Letters between teachers
My children suffer from a mathematics teacher as a parent: the school perhaps even more so, as its over-reliance on drill-and-practice as a way to teach mathematics doesn't go unchallenged.
The advent of Functional Skills in mathematics (FSM) gave me an opportunity last September to send in classroom activity suggestions to the mathematics department of our children’s school. I was keen to do so although my previous offerings had been ignored in their entirety: in contrast, FSM has to be taken seriously as it's in the KS4 curriculum (and linked to KS3 via National Strategies) and, perhaps most important of all, FSM terminates with an examination.
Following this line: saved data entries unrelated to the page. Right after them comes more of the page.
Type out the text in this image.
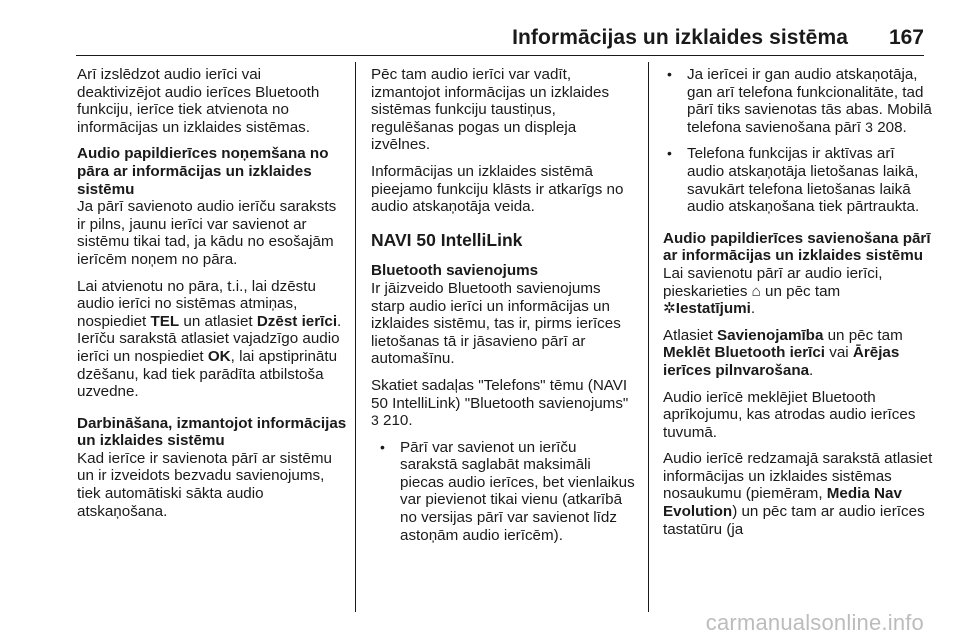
Informācijas un izklaides sistēma 167

Arī izslēdzot audio ierīci vai deaktivizējot audio ierīces Bluetooth funkciju, ierīce tiek atvienota no informācijas un izklaides sistēmas.

Audio papildierīces noņemšana no pāra ar informācijas un izklaides sistēmu

Ja pārī savienoto audio ierīču saraksts ir pilns, jaunu ierīci var savienot ar sistēmu tikai tad, ja kādu no esošajām ierīcēm noņem no pāra.

Lai atvienotu no pāra, t.i., lai dzēstu audio ierīci no sistēmas atmiņas, nospiediet TEL un atlasiet Dzēst ierīci. Ierīču sarakstā atlasiet vajadzīgo audio ierīci un nospiediet OK, lai apstiprinātu dzēšanu, kad tiek parādīta atbilstoša uzvedne.

Darbināšana, izmantojot informācijas un izklaides sistēmu

Kad ierīce ir savienota pārī ar sistēmu un ir izveidots bezvadu savienojums, tiek automātiski sākta audio atskaņošana.

Pēc tam audio ierīci var vadīt, izmantojot informācijas un izklaides sistēmas funkciju taustiņus, regulēšanas pogas un displeja izvēlnes.

Informācijas un izklaides sistēmā pieejamo funkciju klāsts ir atkarīgs no audio atskaņotāja veida.

NAVI 50 IntelliLink

Bluetooth savienojums

Ir jāizveido Bluetooth savienojums starp audio ierīci un informācijas un izklaides sistēmu, tas ir, pirms ierīces lietošanas tā ir jāsavieno pārī ar automašīnu.

Skatiet sadaļas "Telefons" tēmu (NAVI 50 IntelliLink) "Bluetooth savienojums" 3 210.

• Pārī var savienot un ierīču sarakstā saglabāt maksimāli piecas audio ierīces, bet vienlaikus var pievienot tikai vienu (atkarībā no versijas pārī var savienot līdz astoņām audio ierīcēm).
• Ja ierīcei ir gan audio atskaņotāja, gan arī telefona funkcionalitāte, tad pārī tiks savienotas tās abas. Mobilā telefona savienošana pārī 3 208.
• Telefona funkcijas ir aktīvas arī audio atskaņotāja lietošanas laikā, savukārt telefona lietošanas laikā audio atskaņošana tiek pārtraukta.

Audio papildierīces savienošana pārī ar informācijas un izklaides sistēmu

Lai savienotu pārī ar audio ierīci, pieskarieties ⌂ un pēc tam ✲Iestatījumi.

Atlasiet Savienojamība un pēc tam Meklēt Bluetooth ierīci vai Ārējas ierīces pilnvarošana.

Audio ierīcē meklējiet Bluetooth aprīkojumu, kas atrodas audio ierīces tuvumā.

Audio ierīcē redzamajā sarakstā atlasiet informācijas un izklaides sistēmas nosaukumu (piemēram, Media Nav Evolution) un pēc tam ar audio ierīces tastatūru (ja

carmanualsonline.info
From my point of view the sort of FSM preparation needed by school students, such as question modification, including adaptation to different contexts, is simply good practice – something students should be heavily involved in anyway – although the generalisation in FSM is about practical contexts rather than mathematics per se, in contrast to that promoted and exemplified in Prestage and Perks splendid book Adapting and Extending Secondary Mathematics Activities. I think excellent the precepts and exemplification in the document Resources to support the pilot of functional skills: Teaching and learning functional mathematics and was accordingly happy to promote the document to our two children's school.
I was, naturally, pleased to be contacted by the school and assured about the inclusion of thinking skills and use of rich tasks as a priority this year. As it turns out, since September our Y8 child has had but one lesson in which the class worked in groups – something for which I got some stick: “It's your fault”, she said, “I had to sit with people I didn't like and who didn't want to do anything.”
Eventually I wrote again to the school:
“I was pleased by your September email to see the inclusion of more varied approaches in the maths classroom, and a small amount of group work has indeed taken place in our daughter Jane's class, but I get the impression that although working IN a group, her teacher needed to develop further the skills of getting the students to work AS a group.”
Our older child had not experienced group work or investigational activity in mathematics until the advent of an inspector led to desks whipped round, for the occasion of an observation, into blocks of four and, from our child's account of it, an enjoyable exploratory lesson. One not be repeated, however, after the exit of the inspector: lessons then reverted to their former unremitting style.
I am not by nature negative, so when I report the anger expressed by my partner it is not to condemn the school: even the local private school is over-addicted to drill-and-practice, ‘rules without reason’ as I term it. My response as follows to the angry remark was more-or-less as I subsequently wrote to the school:
“In my experience, policy and schemes of work are insufficient to develop classroom practice: without departmental structures to support different ways of working only a few heroes and mavericks are able to develop and sustain unfamiliar ways of working in the classroom.
"It is a big step to move from the prevailing drill-and-practice or training approach, useful as it may be to develop skill fluency, to the use of small-group work and discussion in mathematics, tools to help learners understand mathematical concepts. I'm not absolutist here – I know that skill fluency alone can underpin understanding, but only for the few: for the many, skill fluency needs explicitly embedding within a context of reasoning, proof and practical activity. This implies provocative group work supported by teacher prompts, probes, and questions of a more-or-less open kind.”
Some would argue that the benefit of doing mathematics as a sense-making activity, rather than as the application of parroted rules, is improved GCSE or A Level results. Others, on the hand, believe that offering opportunities for learner engagement beyond mere routine is to enable students to participate passionately and imaginatively in that part of our culture in which problems are developed, solved and shared. Further, they believe that these opportunities are the right of all learners.